Es fácil ser evangelizadores y misioneros. Se trata simplemente de dar gratis lo que gratis hemos recibido.
¿Es fácil? ¿No vivimos en un mundo hostil, lleno de insidias y de rencores? ¿No somos nosotros mismos víctimas de la tentación materialista? ¿No tenemos el pecado fuera y dentro de los corazones?
Al ver la situación del mundo y al constatar la propia debilidad, sentimos miedo. Miedo a enseñar la fe y luego sufrir las “consecuencias”. Miedo a ser tildados de locos, fanáticos, fundamentalistas, beatos. Miedo a ser criticados por familiares y amigos, por compañeros de trabajo y por conocidos.
Pero si pensamos en que hemos recibido un tesoro, en que Dios no es para unos pocos, en que Él es un Padre que ama a todos, en que Cristo dio su Sangre para el perdón de los pecados, en que el Espíritu Santo sopla y actúa donde quiere y espera la ayuda de discípulos y misioneros... entonces nuestro corazón cobra fuerzas y entusiasmo: ¡sí podemos predicar el Evangelio!
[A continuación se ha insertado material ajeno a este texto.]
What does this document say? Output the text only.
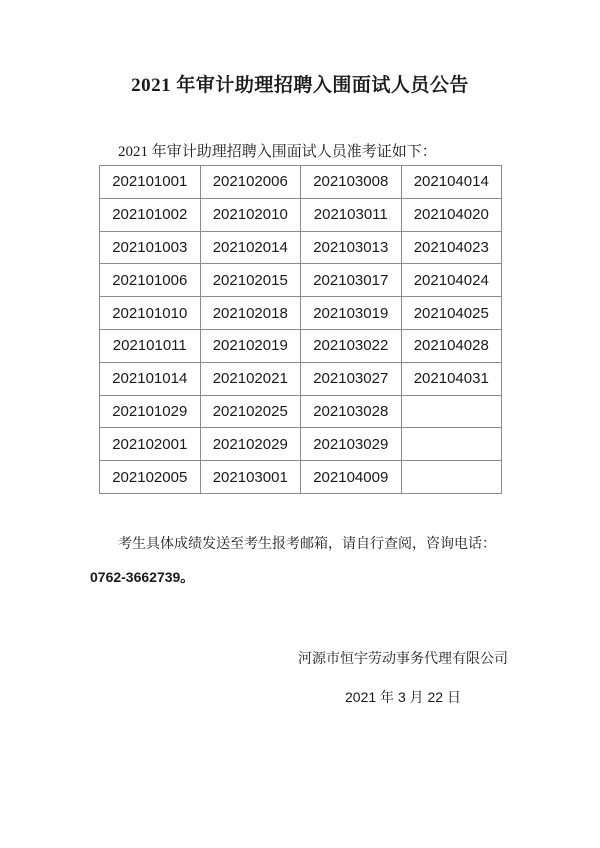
2021 年审计助理招聘入围面试人员公告

2021 年审计助理招聘入围面试人员准考证如下：

202101001	202102006	202103008	202104014
202101002	202102010	202103011	202104020
202101003	202102014	202103013	202104023
202101006	202102015	202103017	202104024
202101010	202102018	202103019	202104025
202101011	202102019	202103022	202104028
202101014	202102021	202103027	202104031
202101029	202102025	202103028	
202102001	202102029	202103029	
202102005	202103001	202104009	

考生具体成绩发送至考生报考邮箱，请自行查阅，咨询电话：
0762-3662739。

河源市恒宇劳动事务代理有限公司
2021 年 3 月 22 日
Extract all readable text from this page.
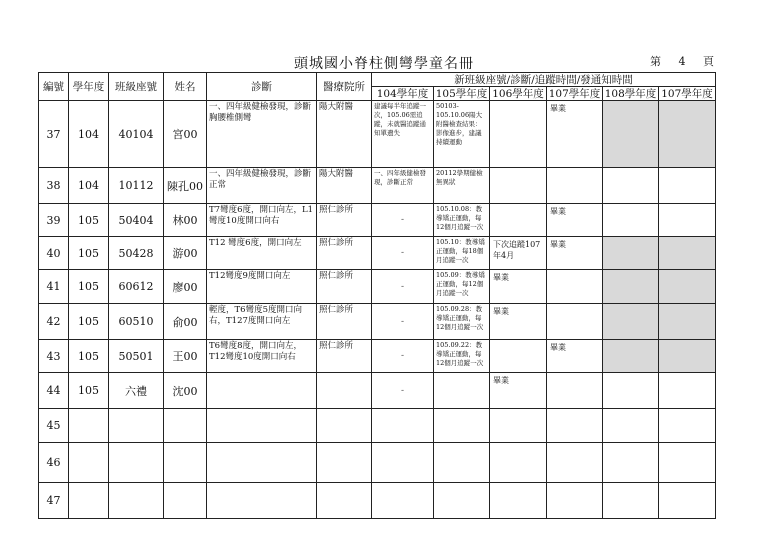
頭城國小脊柱側彎學童名冊	第 4 頁
編號	學年度	班級座號	姓名	診斷	醫療院所	新班級座號/診斷/追蹤時間/發通知時間					
						104學年度	105學年度	106學年度	107學年度	108學年度	107學年度
37	104	40104	宮00	一、四年級健檢發現，診斷胸腰椎側彎	陽大附醫	建議每半年追蹤一次，105.06需追蹤，未就醫追蹤通知單遺失	50103-105.10.06陽大附醫檢查結果：影像進步，建議持續運動		畢業		
38	104	10112	陳孔00	一、四年級健檢發現，診斷正常	陽大附醫	一、四年級健檢發現，診斷正常	20112學期健檢無異狀				
39	105	50404	林00	T7彎度6度，開口向左，L1彎度10度開口向右	照仁診所	-	105.10.08：教導矯正運動，每12個月追蹤一次		畢業		
40	105	50428	游00	T12 彎度6度，開口向左	照仁診所	-	105.10：教導矯正運動，每18個月追蹤一次	下次追蹤107年4月	畢業		
41	105	60612	廖00	T12彎度9度開口向左	照仁診所	-	105.09：教導矯正運動，每12個月追蹤一次	畢業			
42	105	60510	俞00	輕度，T6彎度5度開口向右，T127度開口向左	照仁診所	-	105.09.28：教導矯正運動，每12個月追蹤一次	畢業			
43	105	50501	王00	T6彎度8度，開口向左，T12彎度10度開口向右	照仁診所	-	105.09.22：教導矯正運動，每12個月追蹤一次		畢業		
44	105	六禮	沈00			-		畢業			
45											
46											
47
¿Tan sencillo? Se exige, desde luego, coherencia, pues de nada sirve quien predica y luego vive de otra manera. Se exige, además, una formación mínima, que podemos lograr poco a poco gracias a una meditación profunda y desde la fe de la Sagrada Escritura, ”. Se exige una vida sacramental convencida: la misa dominical (y no sólo dominical), la confesión frecuente.
Se exigen, por lo tanto, ciertos requisitos. Pero nos parecerán fáciles desde la alegría experimentada, en el corazón, de saber que Dios nos mira, nos acompaña, nos impulsa, nos ama. A nosotros y a tantas personas que encontrarán el sentido de sus vidas si descubren, con nuestra ayuda humilde, la gran noticia: Cristo nació, vivió, murió, y resucitó, para salvarnos, para llevarnos al Padre, para permitir que ya en esta tierra sea posible una existencia de caridad auténtica, una vida que es anticipo de lo que experimentaremos, si somos fieles a la gracia de Dios, en el cielo.